Several business owners and long-term residents recounted floods that followed comparatively modest rainfall, including water inside an 80-year-old downtown building. A retired U.S. Army engineer, Cecil Nance, commended the council's planning effort and encouraged residents to obtain flood insurance and to volunteer to help implement solutions. "This city council and the mayor is doing what they were hired and elected to do in order to remedy the plan," Nance said.

City staff said the October storm that produced the recent flooding was roughly a 25-year rainfall event and explained why the system backed up: most local stormwater infrastructure is designed to manage 10–25-year storms, and many pipes outfall to adjacent swamp areas that, when full, allow water to backflow into the system. "Most stormwater systems are designed to handle a 10 to 25 year storm," a city staff member said during the briefing.

Staff showed historical tax maps and aerial imagery that they said document progressive infill of former swamp and wetland areas and summarized completed projects and awards: earlier projects at Lee Street and Commerce & College Street (staff said those projects cost roughly $295,000 and $400,000, respectively), a $1.3 million Canal Street grant funded by Golden Leaf for an upcoming project, and an attempt to replace a lost $3.7 million federal program that was canceled during a prior administration. Staff also described a recommended detention/green-infrastructure approach — converting hardened surfaces to green space and adding stormwater features, similar to the retention elements included in a planned park.

Council members and residents repeatedly emphasized that the problem is multifaceted and costly. Staff estimated the remaining set of prioritized projects would total roughly $3 million when adjusted for inflation, and they warned that designing systems sized to resist extreme coastal surge and the largest rainfall events would be prohibitively expensive. The council urged residents to use official channels for detailed information and said staff would work to make engineering plans and project timelines more accessible.

Several residents and a nonprofit leader asked the city to improve communication about project timelines and technical details, noting that older residents and those without internet access may miss online updates.
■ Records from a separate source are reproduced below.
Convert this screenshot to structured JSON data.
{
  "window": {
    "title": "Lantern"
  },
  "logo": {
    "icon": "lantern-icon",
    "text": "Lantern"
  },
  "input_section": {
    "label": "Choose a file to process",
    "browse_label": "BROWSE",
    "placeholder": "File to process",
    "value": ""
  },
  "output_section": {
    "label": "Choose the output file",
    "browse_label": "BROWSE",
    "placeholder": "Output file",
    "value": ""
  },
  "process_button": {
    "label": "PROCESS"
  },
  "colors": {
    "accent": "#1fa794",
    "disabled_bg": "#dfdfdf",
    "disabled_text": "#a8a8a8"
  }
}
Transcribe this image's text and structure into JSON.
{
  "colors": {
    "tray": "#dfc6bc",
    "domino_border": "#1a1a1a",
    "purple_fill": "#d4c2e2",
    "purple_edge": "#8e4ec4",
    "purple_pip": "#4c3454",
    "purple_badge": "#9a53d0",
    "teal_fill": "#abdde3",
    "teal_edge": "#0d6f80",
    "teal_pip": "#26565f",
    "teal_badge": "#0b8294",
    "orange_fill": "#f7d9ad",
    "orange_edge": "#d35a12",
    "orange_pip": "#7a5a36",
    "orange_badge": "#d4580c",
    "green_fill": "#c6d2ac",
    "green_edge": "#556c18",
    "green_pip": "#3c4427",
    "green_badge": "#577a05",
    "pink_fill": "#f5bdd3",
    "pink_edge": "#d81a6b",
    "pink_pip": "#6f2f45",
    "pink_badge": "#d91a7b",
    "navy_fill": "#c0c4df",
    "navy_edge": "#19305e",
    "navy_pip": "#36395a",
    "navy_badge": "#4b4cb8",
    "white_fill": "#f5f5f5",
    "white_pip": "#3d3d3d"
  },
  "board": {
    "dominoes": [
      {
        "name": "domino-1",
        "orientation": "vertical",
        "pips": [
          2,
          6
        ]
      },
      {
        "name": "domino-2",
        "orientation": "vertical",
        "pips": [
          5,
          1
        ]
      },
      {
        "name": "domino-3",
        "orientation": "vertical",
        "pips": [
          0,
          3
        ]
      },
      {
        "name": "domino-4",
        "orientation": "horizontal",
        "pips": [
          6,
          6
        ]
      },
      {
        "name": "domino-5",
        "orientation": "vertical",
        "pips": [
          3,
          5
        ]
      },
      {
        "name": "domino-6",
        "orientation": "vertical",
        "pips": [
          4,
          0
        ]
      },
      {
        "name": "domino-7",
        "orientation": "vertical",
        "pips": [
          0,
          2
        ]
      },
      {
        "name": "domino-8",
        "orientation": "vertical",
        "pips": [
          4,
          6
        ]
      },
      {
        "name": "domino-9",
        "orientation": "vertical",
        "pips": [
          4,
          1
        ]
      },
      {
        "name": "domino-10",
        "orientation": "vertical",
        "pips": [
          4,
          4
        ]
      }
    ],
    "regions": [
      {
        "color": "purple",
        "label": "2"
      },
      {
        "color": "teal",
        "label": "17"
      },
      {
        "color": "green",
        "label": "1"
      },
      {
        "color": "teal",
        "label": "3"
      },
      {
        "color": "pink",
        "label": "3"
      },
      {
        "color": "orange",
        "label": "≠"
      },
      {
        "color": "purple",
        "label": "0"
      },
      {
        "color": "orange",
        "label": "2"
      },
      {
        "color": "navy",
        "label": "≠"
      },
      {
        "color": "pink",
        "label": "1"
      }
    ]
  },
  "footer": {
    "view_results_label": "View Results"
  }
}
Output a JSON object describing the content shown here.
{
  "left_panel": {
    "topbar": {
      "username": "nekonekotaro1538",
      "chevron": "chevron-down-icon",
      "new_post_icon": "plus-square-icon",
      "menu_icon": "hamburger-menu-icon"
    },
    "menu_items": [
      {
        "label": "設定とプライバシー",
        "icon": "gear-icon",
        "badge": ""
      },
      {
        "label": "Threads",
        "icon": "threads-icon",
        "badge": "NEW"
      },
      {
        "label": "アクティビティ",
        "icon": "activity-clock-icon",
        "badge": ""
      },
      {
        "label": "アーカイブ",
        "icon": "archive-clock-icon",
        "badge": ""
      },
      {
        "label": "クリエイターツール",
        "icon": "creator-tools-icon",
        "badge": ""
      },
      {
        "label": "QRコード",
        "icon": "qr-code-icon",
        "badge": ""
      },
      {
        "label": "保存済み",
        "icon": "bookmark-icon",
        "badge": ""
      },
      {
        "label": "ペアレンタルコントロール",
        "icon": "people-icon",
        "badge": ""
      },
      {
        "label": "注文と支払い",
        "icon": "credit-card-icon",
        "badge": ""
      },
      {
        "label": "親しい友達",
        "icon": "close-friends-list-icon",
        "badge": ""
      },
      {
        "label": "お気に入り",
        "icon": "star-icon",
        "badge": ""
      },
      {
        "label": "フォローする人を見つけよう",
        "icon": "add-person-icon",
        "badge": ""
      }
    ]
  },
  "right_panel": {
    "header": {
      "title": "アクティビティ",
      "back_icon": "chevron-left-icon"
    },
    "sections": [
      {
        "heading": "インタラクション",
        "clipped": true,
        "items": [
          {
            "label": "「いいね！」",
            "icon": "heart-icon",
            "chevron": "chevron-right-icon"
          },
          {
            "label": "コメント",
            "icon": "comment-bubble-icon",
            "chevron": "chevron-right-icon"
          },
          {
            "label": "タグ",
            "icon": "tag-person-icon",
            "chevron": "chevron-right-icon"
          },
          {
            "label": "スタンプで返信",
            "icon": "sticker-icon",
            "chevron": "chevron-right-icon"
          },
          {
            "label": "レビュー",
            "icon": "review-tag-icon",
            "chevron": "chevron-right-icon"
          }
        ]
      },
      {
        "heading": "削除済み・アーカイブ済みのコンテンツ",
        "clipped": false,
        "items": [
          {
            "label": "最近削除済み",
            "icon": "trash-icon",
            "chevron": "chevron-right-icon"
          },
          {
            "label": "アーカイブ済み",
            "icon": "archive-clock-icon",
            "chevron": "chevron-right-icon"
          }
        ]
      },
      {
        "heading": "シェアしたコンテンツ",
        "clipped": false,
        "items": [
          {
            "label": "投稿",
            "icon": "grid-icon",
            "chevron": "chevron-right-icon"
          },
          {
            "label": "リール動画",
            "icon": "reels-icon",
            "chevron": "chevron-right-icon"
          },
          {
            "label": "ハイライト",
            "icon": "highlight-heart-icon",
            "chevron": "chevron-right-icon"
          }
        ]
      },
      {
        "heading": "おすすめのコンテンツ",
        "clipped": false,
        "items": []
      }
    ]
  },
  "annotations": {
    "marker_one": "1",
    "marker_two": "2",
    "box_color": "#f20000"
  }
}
City staff said they planned to post engineering plans and project documents and encouraged residents to contact council and staff directly for specifics.

The meeting recorded extensive public comment and a staff briefing but did not include a recorded council vote adopting any new, immediate capital project; staff described projects in planning, engineering or grant-application stages and identified funding gaps that would need to be filled before construction could proceed.